I was quite amused by this rant; I had discussed "re-gifting" with some of my fellow actors the other night, and we all agreed that the practice helps reduce the inefficiency identified by Justin (although the discussion was not exactly in those terms).
And not everyone agrees with Justin (although I think there's a fair-sized chunk of his tongue firmly planted in his cheek with some of this). Nicholas Georgakopoulos quickly replied to Justin's post (again, quoted in full with permission):

Having just returned from a hour wasted selecting gifts at a bookstore, I more than share the frustration at the inefficiency of gift-giving. Yet, we are forced by social norms to do it. Inefficient as the norm may be in terms of immediate utility, however, it may be efficient as a signal.
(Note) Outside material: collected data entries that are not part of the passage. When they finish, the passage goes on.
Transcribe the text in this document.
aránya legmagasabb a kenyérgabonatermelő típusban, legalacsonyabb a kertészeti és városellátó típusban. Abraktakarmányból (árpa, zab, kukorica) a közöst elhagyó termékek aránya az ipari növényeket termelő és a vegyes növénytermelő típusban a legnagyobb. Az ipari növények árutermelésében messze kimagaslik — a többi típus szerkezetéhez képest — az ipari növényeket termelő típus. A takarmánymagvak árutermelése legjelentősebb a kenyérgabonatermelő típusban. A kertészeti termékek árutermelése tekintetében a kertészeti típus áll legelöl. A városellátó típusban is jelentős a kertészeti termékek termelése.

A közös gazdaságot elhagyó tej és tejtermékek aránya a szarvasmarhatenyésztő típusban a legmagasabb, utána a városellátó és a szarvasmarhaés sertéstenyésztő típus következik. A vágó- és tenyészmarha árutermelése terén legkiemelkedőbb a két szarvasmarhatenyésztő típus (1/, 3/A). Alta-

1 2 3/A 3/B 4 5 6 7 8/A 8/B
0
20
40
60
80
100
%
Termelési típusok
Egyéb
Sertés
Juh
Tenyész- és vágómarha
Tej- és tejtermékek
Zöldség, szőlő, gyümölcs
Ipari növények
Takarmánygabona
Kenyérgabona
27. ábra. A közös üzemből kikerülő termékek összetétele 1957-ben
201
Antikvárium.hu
When someone gets me a gift that I really enjoy receiving, it shows that this person has (a) understood my utility function; and (b) managed to produce an item that increases it. I think these are two very important pieces of information for peer relationships. It may be one of the few true signals about who is really your friend.
As much as I agree with Justin's sentiments, I also like what Nicholas wrote. I can remain civil and pleasant to someone who gives me a fruitcake (especially if I'm able to "regift" it), but if I receive something that adds to my utility, I'm pleased, especially if it is something for which (unlike Justin) I wouldn't have wanted to spend the money but which I am delighted to receive (e.g. an expensive bottle of bourbon).
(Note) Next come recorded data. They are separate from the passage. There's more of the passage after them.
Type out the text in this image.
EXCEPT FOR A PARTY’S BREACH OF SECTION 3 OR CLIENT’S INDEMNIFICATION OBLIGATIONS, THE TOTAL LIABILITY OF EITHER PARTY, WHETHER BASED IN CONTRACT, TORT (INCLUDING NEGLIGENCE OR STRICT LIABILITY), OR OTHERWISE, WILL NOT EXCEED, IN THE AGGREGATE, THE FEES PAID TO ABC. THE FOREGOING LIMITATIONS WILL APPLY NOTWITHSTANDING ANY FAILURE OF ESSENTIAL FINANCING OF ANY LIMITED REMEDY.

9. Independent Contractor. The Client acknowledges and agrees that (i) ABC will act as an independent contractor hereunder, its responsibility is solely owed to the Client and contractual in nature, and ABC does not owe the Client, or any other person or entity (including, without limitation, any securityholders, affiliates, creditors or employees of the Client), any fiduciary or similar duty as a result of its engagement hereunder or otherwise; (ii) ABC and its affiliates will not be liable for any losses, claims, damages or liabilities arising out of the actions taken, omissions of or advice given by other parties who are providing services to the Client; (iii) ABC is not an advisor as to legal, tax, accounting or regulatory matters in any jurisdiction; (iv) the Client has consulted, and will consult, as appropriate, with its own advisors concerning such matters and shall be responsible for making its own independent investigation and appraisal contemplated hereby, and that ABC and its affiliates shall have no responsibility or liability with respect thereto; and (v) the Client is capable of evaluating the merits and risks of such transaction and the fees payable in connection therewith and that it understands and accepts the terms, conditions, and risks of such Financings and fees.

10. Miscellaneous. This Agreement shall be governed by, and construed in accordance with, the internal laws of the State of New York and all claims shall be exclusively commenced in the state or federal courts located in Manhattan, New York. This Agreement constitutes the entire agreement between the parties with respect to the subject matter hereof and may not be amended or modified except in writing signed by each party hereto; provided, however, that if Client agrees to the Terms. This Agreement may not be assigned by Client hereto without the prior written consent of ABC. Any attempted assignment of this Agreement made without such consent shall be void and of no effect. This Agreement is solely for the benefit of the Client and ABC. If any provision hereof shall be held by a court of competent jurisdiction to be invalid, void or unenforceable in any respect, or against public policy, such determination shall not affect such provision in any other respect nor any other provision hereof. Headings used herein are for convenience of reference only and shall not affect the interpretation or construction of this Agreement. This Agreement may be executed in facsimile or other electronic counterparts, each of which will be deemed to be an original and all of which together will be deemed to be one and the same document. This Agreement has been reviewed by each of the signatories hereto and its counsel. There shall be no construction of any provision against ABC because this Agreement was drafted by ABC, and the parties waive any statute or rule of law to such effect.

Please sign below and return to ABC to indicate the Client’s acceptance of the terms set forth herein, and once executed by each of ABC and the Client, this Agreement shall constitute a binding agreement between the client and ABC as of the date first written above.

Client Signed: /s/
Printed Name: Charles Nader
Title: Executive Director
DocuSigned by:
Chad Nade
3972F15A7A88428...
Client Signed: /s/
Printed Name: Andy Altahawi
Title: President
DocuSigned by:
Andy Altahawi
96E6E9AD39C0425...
Furthermore, even though I know and teach the indifference curve analysis about how giving cash is better than giving subsidies in-kind, I still want some people to know how much I care for them, and I can signal that by, as Nicholas indicates, showing that I care enough to select something that will add a lot to their utility. [ironically, this is from someone who was, until yesterday, considering
skipping Christmas]. And don't forget, shared experiences are the best gifts.